Speaker 5 (25min): Hector Climente Gonzalez (https://hclimente.eu/)
Title: Biological networks and GWAS: comparing and combining network methods to understand the genetics of familial breast cancer susceptibility
Abstract: Genome-wide association studies (GWAS) scan thousands of genomes to identify variants associated with a complex trait. Over the last 15 years, GWAS have advanced our understanding of the genetics of complex diseases, and in particular of hereditary cancers. However, they have led to an apparent paradox: the more we perform such studies, the more it seems that the entire genome is involved in every disease. The omnigenic model offers an appealing explanation: only a limited number of core genes are directly involved in the disease, but gene functions are deeply interrelated, and so many other genes can alter the function of the core genes.
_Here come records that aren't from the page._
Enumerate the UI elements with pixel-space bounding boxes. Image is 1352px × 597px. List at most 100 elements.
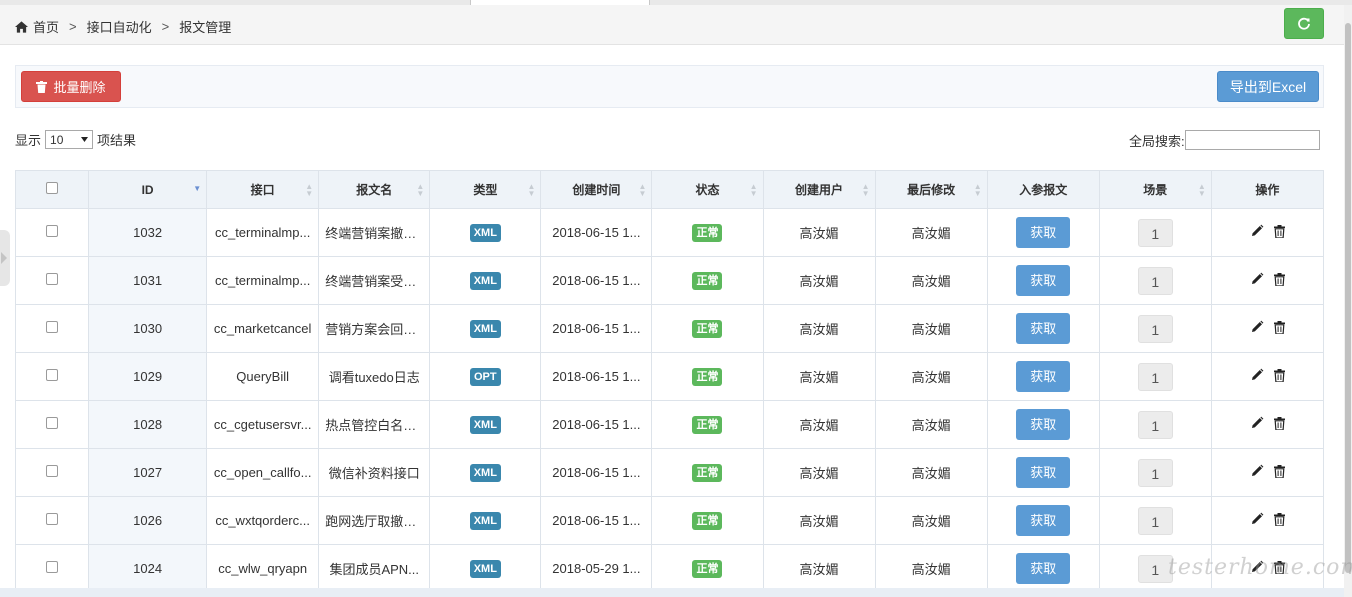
cell-interface: cc_cgetusersvr... xyxy=(206,400,320,449)
row-checkbox[interactable] xyxy=(46,465,59,477)
edit-icon[interactable] xyxy=(1250,368,1264,382)
row-select-cell xyxy=(14,352,90,401)
sort-icon[interactable]: ▲ ▼ xyxy=(974,183,982,198)
scene-badge[interactable]: 1 xyxy=(1137,410,1173,439)
column-header-actions[interactable]: 操作 xyxy=(1210,170,1325,209)
fetch-button[interactable]: 获取 xyxy=(1016,553,1071,584)
table-row: 1028 cc_cgetusersvr... 热点管控白名单... XML 2018-0… xyxy=(14,400,1325,449)
column-header-input-message[interactable]: 入参报文 xyxy=(986,170,1100,209)
column-header-last-modified[interactable]: 最后修改 ▲ ▼ xyxy=(874,170,988,209)
fetch-button[interactable]: 获取 xyxy=(1016,409,1071,440)
row-checkbox[interactable] xyxy=(46,273,59,285)
cell-type: XML xyxy=(429,208,542,257)
vertical-scrollbar[interactable] xyxy=(1344,5,1352,597)
type-badge: XML xyxy=(469,559,501,578)
sort-icon[interactable]: ▼ xyxy=(193,185,201,193)
row-checkbox[interactable] xyxy=(46,417,59,429)
row-checkbox[interactable] xyxy=(46,369,59,381)
page-length-select[interactable]: 10 xyxy=(45,130,94,149)
interface-text: cc_wxtqorderc... xyxy=(215,513,310,528)
cell-scene: 1 xyxy=(1098,256,1212,305)
fetch-button[interactable]: 获取 xyxy=(1016,361,1071,392)
cell-id: 1028 xyxy=(88,400,208,449)
fetch-button[interactable]: 获取 xyxy=(1016,457,1071,488)
column-header-scene[interactable]: 场景 ▲ ▼ xyxy=(1098,170,1212,209)
row-checkbox[interactable] xyxy=(46,225,59,237)
column-header-status[interactable]: 状态 ▲ ▼ xyxy=(651,170,764,209)
trash-icon[interactable] xyxy=(1273,272,1285,286)
edit-icon[interactable] xyxy=(1250,224,1264,238)
scene-badge[interactable]: 1 xyxy=(1137,266,1173,295)
cell-input-message: 获取 xyxy=(986,496,1100,545)
sort-icon[interactable]: ▲ ▼ xyxy=(305,183,313,198)
column-header-message-name[interactable]: 报文名 ▲ ▼ xyxy=(318,170,431,209)
sort-icon[interactable]: ▲ ▼ xyxy=(1198,183,1206,198)
cell-last-modified: 高汝媚 xyxy=(874,208,988,257)
cell-interface: QueryBill xyxy=(206,352,320,401)
cell-created-time: 2018-06-15 1... xyxy=(540,400,653,449)
row-checkbox[interactable] xyxy=(46,321,59,333)
export-excel-button[interactable]: 导出到Excel xyxy=(1217,71,1319,102)
cell-message-name: 集团成员APN... xyxy=(318,544,431,593)
sidebar-toggle-handle[interactable] xyxy=(0,230,10,286)
sort-icon[interactable]: ▲ ▼ xyxy=(862,183,870,198)
scene-badge[interactable]: 1 xyxy=(1137,458,1173,487)
sort-icon[interactable]: ▲ ▼ xyxy=(639,183,647,198)
trash-icon[interactable] xyxy=(1273,320,1285,334)
scrollbar-thumb[interactable] xyxy=(1345,23,1351,573)
trash-icon[interactable] xyxy=(1273,416,1285,430)
cell-last-modified: 高汝媚 xyxy=(874,496,988,545)
breadcrumb-home[interactable]: 首页 xyxy=(33,17,59,36)
sort-icon[interactable]: ▲ ▼ xyxy=(527,183,535,198)
cell-id: 1031 xyxy=(88,256,208,305)
message-name-text: 集团成员APN... xyxy=(329,562,420,577)
refresh-button[interactable] xyxy=(1284,8,1324,39)
trash-icon[interactable] xyxy=(1273,464,1285,478)
edit-icon[interactable] xyxy=(1250,272,1264,286)
scene-badge[interactable]: 1 xyxy=(1137,314,1173,343)
scene-badge[interactable]: 1 xyxy=(1137,362,1173,391)
cell-last-modified: 高汝媚 xyxy=(874,400,988,449)
column-header-id[interactable]: ID ▼ xyxy=(88,170,208,209)
column-header-creator[interactable]: 创建用户 ▲ ▼ xyxy=(762,170,876,209)
fetch-button[interactable]: 获取 xyxy=(1016,217,1071,248)
row-checkbox[interactable] xyxy=(46,513,59,525)
sort-icon[interactable]: ▲ ▼ xyxy=(750,183,758,198)
cell-status: 正常 xyxy=(651,304,764,353)
column-header-type[interactable]: 类型 ▲ ▼ xyxy=(429,170,542,209)
cell-id: 1030 xyxy=(88,304,208,353)
sort-icon[interactable]: ▲ ▼ xyxy=(416,183,424,198)
trash-icon[interactable] xyxy=(1273,512,1285,526)
table-row: 1032 cc_terminalmp... 终端营销案撤销... XML 2018-06… xyxy=(14,208,1325,257)
edit-icon[interactable] xyxy=(1250,320,1264,334)
cell-creator: 高汝媚 xyxy=(762,448,876,497)
column-header-interface[interactable]: 接口 ▲ ▼ xyxy=(206,170,320,209)
cell-scene: 1 xyxy=(1098,304,1212,353)
trash-icon[interactable] xyxy=(1273,224,1285,238)
interface-text: cc_marketcancel xyxy=(213,321,312,336)
scene-badge[interactable]: 1 xyxy=(1137,218,1173,247)
fetch-button[interactable]: 获取 xyxy=(1016,313,1071,344)
row-checkbox[interactable] xyxy=(46,561,59,573)
column-header-created-time[interactable]: 创建时间 ▲ ▼ xyxy=(540,170,653,209)
cell-status: 正常 xyxy=(651,544,764,593)
edit-icon[interactable] xyxy=(1250,512,1264,526)
breadcrumb-interface-automation[interactable]: 接口自动化 xyxy=(87,17,152,36)
cell-input-message: 获取 xyxy=(986,448,1100,497)
scene-badge[interactable]: 1 xyxy=(1137,506,1173,535)
edit-icon[interactable] xyxy=(1250,464,1264,478)
select-all-checkbox[interactable] xyxy=(46,182,59,194)
column-header-label: 操作 xyxy=(1255,183,1280,197)
type-badge: XML xyxy=(469,463,501,482)
cell-creator: 高汝媚 xyxy=(762,304,876,353)
search-input[interactable] xyxy=(1184,130,1320,150)
status-badge: 正常 xyxy=(692,559,723,578)
fetch-button[interactable]: 获取 xyxy=(1016,265,1071,296)
batch-delete-button[interactable]: 批量删除 xyxy=(21,71,121,102)
column-header-select-all[interactable] xyxy=(14,170,90,209)
length-suffix: 项结果 xyxy=(97,133,137,148)
trash-icon[interactable] xyxy=(1273,368,1285,382)
page-length-control: 显示 10 项结果 xyxy=(15,130,136,149)
fetch-button[interactable]: 获取 xyxy=(1016,505,1071,536)
edit-icon[interactable] xyxy=(1250,416,1264,430)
These interrelations are often modeled as networks, and multiple algorithms have been proposed to use these networks to identify the subset of core genes involved in a specific trait. This study applies and compares six such network methods on GENESIS, a GWAS dataset for familial breast cancer in the French population. Combining these approaches allows us to identify potentially novel breast cancer susceptibility genes and provides a mechanistic explanation for their role in the development of the disease. We provide ready-to-use implementations of all the examined methods.